Teaching With Comprehensible Input with Gary DiBianca

  • Students are prepped for success if they feel that they are in a safe environment (Safe environment = low affective filter = greater chance of acquisition)
  • If you teach with comprehensible input, its important to talk to students about second language acquisition and how the way you teach facilitates it.
  • Set expectations quickly and be consistent in enforcing them.
  • Show students that you care about them and their success.
  • Check often to see that students understand.
  • Gestures, word walls, visuals, and props can all aide in comprehension.
  • Levels of chunking language: single word, word pairs, word with prepositions, full sentences.
  • Try to change activities every ten minutes to keep students engaged.
  • Steps for Total Physical Response: Say and model, Say but don’t model, Say two commands in a row, Say two commands in a row with students’ eyes closed, Say three commands in a row, Say and add details.
  • A TPRS story only needs 5-6 sentences.
  • Classic TPRS story frame: A character has a problem and tries to solve it in three ways.
  • Follow up a TPRS story with a pre-written text of with a Write and Discuss activity.
  • Novel ways to reuse language: Songs, Picture Talk, videos, fairy tales, simple biographies, legends, and games.
  • Rereading activities: Choral translation, pair reading, drawing comics from a reading, true/false questions in English, comprehension questions about the text.
  • 5 ways to assess: Simple translation, listening comprehension, dictation, story retells, and timed writing.
  • Before starting a novel, plan prereading and post reading activities ahead of time for each chapter.
  • If you do Calendar Talk, lead students in conversation at the beginning of the month and fill out a calendar for the month based on what students say (one calendar for each class).

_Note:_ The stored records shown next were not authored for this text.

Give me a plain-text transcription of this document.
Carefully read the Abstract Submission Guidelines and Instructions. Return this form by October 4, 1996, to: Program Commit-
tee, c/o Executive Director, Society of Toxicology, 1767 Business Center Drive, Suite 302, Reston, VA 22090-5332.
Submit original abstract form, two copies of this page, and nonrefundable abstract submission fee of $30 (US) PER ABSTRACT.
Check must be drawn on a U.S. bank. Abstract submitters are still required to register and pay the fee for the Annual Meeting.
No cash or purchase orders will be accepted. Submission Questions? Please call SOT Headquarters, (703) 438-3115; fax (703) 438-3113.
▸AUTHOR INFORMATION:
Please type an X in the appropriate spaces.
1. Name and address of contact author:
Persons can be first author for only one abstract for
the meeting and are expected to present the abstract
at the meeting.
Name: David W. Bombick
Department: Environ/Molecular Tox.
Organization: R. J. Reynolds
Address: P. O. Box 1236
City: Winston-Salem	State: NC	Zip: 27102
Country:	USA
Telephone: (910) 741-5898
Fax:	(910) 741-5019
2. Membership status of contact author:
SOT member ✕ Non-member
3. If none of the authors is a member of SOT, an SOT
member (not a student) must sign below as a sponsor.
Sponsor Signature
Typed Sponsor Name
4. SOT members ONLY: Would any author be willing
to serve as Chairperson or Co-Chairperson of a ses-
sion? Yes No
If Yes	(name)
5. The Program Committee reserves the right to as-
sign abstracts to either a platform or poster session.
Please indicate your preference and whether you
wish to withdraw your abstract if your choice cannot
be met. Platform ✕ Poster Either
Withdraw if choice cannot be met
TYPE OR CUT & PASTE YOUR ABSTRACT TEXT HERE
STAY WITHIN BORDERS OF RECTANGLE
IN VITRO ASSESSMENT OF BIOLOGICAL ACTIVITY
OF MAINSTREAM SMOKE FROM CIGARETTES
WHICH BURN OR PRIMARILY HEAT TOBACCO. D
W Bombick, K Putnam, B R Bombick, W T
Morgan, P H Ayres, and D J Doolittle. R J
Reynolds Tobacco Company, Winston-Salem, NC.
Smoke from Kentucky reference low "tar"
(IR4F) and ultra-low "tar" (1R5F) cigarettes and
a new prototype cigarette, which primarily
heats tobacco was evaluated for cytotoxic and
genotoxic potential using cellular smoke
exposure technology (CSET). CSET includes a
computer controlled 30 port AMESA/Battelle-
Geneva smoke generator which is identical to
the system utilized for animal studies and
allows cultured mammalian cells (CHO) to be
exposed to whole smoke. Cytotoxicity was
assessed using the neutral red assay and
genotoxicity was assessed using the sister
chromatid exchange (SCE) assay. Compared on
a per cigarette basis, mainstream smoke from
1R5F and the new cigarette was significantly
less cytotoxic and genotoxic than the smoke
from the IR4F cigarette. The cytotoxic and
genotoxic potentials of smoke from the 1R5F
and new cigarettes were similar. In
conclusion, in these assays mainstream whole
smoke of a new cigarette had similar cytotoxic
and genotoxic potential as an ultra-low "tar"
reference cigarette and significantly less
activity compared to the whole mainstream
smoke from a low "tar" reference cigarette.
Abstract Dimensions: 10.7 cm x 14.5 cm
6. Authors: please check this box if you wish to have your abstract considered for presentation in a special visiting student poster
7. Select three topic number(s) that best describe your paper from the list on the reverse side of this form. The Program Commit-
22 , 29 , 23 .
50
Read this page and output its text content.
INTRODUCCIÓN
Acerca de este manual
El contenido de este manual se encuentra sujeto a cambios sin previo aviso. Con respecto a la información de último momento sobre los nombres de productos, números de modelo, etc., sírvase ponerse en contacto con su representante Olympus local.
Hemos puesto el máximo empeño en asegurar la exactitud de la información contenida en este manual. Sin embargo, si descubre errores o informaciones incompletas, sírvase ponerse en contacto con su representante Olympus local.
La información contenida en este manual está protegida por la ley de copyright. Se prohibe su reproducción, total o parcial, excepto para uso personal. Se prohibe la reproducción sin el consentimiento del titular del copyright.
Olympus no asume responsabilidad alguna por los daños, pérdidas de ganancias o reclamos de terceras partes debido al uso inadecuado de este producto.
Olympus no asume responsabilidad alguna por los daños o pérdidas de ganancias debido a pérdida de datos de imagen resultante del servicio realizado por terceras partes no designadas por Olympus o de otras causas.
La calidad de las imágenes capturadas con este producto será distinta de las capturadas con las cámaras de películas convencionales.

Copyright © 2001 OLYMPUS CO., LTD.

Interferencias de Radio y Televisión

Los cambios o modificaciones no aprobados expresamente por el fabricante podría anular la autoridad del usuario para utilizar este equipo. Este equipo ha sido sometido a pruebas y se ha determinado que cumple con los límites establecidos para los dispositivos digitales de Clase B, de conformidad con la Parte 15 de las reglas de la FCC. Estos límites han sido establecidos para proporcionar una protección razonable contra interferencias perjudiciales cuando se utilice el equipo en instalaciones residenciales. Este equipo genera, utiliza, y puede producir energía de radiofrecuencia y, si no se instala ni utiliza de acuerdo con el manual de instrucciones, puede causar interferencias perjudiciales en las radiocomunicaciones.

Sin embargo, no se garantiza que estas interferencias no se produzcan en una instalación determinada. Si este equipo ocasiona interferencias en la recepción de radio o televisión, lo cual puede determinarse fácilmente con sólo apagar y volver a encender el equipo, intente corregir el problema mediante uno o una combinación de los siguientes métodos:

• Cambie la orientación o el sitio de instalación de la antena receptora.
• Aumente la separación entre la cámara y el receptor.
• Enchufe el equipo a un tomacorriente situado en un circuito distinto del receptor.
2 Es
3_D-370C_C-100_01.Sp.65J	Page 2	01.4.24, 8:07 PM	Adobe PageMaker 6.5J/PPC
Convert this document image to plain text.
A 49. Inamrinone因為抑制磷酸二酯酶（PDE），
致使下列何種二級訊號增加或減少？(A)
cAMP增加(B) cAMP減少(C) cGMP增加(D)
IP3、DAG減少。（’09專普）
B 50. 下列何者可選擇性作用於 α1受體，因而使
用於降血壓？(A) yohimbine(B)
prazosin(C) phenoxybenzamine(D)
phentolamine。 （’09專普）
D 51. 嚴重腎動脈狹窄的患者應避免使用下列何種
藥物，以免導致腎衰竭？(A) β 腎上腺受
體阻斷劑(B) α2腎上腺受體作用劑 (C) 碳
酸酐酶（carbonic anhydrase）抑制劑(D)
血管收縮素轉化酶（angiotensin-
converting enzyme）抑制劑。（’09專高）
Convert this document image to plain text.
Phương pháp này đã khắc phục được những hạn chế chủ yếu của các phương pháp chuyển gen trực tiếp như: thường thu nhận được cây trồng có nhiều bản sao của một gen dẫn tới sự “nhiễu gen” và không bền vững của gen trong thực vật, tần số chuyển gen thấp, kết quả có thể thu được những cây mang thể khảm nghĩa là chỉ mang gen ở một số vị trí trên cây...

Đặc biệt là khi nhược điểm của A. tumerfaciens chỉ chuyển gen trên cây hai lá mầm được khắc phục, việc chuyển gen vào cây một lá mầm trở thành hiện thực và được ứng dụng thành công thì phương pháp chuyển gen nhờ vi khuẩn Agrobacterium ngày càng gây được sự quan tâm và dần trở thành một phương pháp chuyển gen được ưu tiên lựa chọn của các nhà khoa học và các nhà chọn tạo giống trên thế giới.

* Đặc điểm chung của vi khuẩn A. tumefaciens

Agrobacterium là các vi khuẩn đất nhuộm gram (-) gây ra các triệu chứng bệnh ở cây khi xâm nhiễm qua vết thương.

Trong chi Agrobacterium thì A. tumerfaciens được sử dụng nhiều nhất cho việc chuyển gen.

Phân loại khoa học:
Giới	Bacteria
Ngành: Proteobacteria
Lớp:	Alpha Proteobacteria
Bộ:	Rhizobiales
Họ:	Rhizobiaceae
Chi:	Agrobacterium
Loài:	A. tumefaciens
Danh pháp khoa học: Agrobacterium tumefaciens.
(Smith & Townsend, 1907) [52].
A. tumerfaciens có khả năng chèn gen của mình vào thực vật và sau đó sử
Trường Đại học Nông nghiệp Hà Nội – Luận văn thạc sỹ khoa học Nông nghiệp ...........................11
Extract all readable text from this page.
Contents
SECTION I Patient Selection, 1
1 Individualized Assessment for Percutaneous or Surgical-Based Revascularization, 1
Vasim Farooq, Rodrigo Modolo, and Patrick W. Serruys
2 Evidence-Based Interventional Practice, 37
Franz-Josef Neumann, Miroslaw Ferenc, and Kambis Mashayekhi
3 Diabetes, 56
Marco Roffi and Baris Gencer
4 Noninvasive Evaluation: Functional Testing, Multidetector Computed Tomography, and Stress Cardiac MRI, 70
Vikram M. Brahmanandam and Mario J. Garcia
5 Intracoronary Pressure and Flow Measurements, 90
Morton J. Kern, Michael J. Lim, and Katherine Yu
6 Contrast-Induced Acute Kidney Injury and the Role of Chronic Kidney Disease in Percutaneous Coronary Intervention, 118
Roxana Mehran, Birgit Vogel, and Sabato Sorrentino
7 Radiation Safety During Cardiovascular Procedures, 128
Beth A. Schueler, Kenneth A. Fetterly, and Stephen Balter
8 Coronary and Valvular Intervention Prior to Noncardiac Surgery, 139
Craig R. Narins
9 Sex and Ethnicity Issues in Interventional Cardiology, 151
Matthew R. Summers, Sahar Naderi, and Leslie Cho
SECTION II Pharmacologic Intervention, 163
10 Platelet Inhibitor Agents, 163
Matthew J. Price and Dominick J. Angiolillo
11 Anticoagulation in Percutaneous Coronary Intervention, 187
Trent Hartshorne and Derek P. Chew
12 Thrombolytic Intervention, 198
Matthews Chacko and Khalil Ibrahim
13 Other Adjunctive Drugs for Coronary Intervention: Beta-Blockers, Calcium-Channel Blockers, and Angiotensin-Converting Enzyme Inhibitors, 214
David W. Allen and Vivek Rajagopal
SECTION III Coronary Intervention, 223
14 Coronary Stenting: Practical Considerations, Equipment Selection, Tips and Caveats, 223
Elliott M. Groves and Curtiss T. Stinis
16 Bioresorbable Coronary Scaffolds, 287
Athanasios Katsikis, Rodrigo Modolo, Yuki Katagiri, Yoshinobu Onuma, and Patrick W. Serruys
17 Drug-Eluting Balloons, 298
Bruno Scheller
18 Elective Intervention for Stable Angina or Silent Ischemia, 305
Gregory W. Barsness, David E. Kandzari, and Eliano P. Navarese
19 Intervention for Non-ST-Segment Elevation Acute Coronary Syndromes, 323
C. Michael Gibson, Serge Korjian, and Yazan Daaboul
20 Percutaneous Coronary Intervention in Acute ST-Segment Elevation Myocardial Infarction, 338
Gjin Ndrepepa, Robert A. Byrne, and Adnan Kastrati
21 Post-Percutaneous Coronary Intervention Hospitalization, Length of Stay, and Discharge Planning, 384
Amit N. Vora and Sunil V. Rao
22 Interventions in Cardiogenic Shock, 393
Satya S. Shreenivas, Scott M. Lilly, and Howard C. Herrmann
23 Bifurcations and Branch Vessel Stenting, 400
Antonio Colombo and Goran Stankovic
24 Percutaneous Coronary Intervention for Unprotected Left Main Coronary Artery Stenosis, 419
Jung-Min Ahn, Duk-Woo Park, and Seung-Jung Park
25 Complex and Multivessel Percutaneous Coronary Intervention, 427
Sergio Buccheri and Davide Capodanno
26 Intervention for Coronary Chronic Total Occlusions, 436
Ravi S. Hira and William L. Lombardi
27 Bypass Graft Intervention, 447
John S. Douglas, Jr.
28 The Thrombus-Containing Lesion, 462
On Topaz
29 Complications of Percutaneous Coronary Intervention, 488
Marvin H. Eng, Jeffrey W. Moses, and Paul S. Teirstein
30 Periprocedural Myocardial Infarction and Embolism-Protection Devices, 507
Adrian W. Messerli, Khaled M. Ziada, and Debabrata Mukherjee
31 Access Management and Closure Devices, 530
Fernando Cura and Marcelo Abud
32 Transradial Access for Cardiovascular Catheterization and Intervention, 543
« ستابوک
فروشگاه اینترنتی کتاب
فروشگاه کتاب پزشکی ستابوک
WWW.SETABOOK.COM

Equity and Social Justice in Lesson Planning with Dr. José Medina

  • Everyone has unconscious biases which find their way into lesson planning if teachers are not careful.
  • Whether teachers acknowledge it or not, lesson planning is a political act based on what teachers choose to amplify or ignore in their units.
  • Teachers need to examine their practices through a social justice and equity lens.
  • When lessons planning, plan with a content, language, and culture target in mind.
  • Try to connect the culture learning target to self, community, and the real world
  • The language target is the most important target.